OSWEGO, NY – County taxpayers have the option of paying their tax bill in two installments. However, if they do, they face a penalty.
Legislator Dan Farfaglia (D – 24th) is proposing amending the interest rate paid on property taxes that are paid in installments.
It’s something that he mentioned at the Government, Courts and Community Affairs Committee meeting back in November, he said.
“This is an initiative that I am advocating for in honor of (former Legislator) Doug Malone. He pushed for this option to be available to the people in Oswego County and it became a local law in late 1999. But, there was also a mandatory monthly interest rate on the second payment for those who split their payments in two. He worked to help fix it,” Farfaglia told Oswego County Today.
One of Malone’s proudest moments was his success in pushing a change to the tax code, allowing county taxpayers the option of splitting tax payments in two, Farfaglia said.
Taxpayers using that option were hit with a 1-percent interest charge, however.
That was unacceptable to Malone and he continued to fight to abolish it during his tenure on the county legislature.
“The way that it works is, if your total tax bill is $1,000, you make the first payment of $500 and then the other $500 five months later. Because of the interest rate, the taxpayer then would have to pay an additional $50 on top of that,” Farfaglia explained. “This proposal would address the matter of that penalty for taking advantage of the installment process.”

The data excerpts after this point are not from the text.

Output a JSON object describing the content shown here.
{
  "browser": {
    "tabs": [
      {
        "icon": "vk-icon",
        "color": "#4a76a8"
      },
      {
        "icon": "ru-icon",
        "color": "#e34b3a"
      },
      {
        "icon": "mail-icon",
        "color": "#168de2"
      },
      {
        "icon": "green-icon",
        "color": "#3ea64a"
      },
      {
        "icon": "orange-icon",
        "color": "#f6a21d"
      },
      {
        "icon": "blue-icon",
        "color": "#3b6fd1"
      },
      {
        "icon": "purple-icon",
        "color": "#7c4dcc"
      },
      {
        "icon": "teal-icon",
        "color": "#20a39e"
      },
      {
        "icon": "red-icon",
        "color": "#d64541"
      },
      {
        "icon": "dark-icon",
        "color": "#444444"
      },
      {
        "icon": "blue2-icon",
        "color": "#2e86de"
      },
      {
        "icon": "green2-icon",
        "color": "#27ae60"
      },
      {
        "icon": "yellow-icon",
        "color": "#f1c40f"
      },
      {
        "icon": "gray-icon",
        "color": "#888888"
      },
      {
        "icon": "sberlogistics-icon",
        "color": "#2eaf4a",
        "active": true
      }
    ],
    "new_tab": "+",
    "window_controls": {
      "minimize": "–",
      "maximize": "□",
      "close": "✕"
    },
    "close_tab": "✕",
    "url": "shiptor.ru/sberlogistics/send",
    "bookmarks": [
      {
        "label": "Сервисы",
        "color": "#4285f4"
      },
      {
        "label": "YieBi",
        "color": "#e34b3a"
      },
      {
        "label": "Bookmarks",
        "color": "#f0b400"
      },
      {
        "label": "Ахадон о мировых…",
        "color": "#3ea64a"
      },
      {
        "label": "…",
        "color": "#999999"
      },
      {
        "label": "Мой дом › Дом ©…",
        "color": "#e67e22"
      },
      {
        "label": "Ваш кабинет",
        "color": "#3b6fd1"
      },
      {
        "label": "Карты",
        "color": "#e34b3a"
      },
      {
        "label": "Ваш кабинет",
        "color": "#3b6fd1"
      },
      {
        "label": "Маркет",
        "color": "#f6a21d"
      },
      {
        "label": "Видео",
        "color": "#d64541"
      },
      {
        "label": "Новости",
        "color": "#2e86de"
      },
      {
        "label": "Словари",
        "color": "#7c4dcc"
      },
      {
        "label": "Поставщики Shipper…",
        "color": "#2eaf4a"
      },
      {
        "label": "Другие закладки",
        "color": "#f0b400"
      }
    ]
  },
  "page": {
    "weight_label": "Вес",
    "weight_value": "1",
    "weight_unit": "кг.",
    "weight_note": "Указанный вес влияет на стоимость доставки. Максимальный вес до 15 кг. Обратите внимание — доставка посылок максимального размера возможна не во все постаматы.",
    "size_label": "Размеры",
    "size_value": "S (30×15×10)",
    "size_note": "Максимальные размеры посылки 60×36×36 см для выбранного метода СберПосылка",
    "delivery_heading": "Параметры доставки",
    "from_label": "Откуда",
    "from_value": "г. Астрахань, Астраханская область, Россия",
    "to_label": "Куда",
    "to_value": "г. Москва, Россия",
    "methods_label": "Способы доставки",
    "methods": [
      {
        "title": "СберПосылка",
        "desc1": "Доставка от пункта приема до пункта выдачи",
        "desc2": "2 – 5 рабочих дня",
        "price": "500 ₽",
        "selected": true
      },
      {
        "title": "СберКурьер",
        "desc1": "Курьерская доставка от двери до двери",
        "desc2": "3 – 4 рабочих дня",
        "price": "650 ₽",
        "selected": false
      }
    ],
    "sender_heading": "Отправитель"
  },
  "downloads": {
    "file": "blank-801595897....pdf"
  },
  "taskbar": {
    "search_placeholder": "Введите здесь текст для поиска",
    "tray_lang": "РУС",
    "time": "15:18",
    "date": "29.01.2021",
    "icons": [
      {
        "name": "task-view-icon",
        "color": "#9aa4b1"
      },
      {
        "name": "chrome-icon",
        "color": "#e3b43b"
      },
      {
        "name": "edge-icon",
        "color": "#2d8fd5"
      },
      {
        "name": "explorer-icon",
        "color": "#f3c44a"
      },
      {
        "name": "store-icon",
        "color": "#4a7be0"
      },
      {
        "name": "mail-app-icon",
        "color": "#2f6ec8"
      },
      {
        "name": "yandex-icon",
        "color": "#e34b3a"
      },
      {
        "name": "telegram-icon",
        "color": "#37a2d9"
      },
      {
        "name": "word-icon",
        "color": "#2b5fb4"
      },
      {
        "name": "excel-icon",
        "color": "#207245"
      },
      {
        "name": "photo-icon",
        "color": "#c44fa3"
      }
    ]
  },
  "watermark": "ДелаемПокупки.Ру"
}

He is advocating to amend the Real Property Tax Law in relation to authorizing counties to establish their own lower interest rate on real property taxes paid in installments.
His plan would amend Section 924-a of the Real Property Tax Law by adding a new subdivision 3, to allow counties to establish their own interest rate to be paid in installments, which is less than the interest rate provided for in subdivision two of this section, or to maintain the interest rate stated in subdivision two.
“The law that Doug Malone advocated for only allows us to lower it. How low that interest rate can go, or to eliminate it altogether, that will be up to the Government, Courts and Community Affairs Committee and possibly the Finance Committee as well.” Farfaglia said.
The legislator checked with Debbie Mullanaex at Real Property Taxation a long time ago and she analyzed the proposal.
At the moment, even though splitting the payments in two instead of paying it at all at once has been an option since 2000, not everyone is aware of it and most don’t use it, Farfaglia pointed out.
“At the present time, the county is NOT making a ton of revenue off of this interest rate,” he said. “So it will have no noticeable impact on county finances, practically none.”
“We are at the beginning stages of the process at the moment and no one has offered any feedback yet. I am hoping that we can work together and arrive at a bi-partisan agreement in a timely manner,” he added.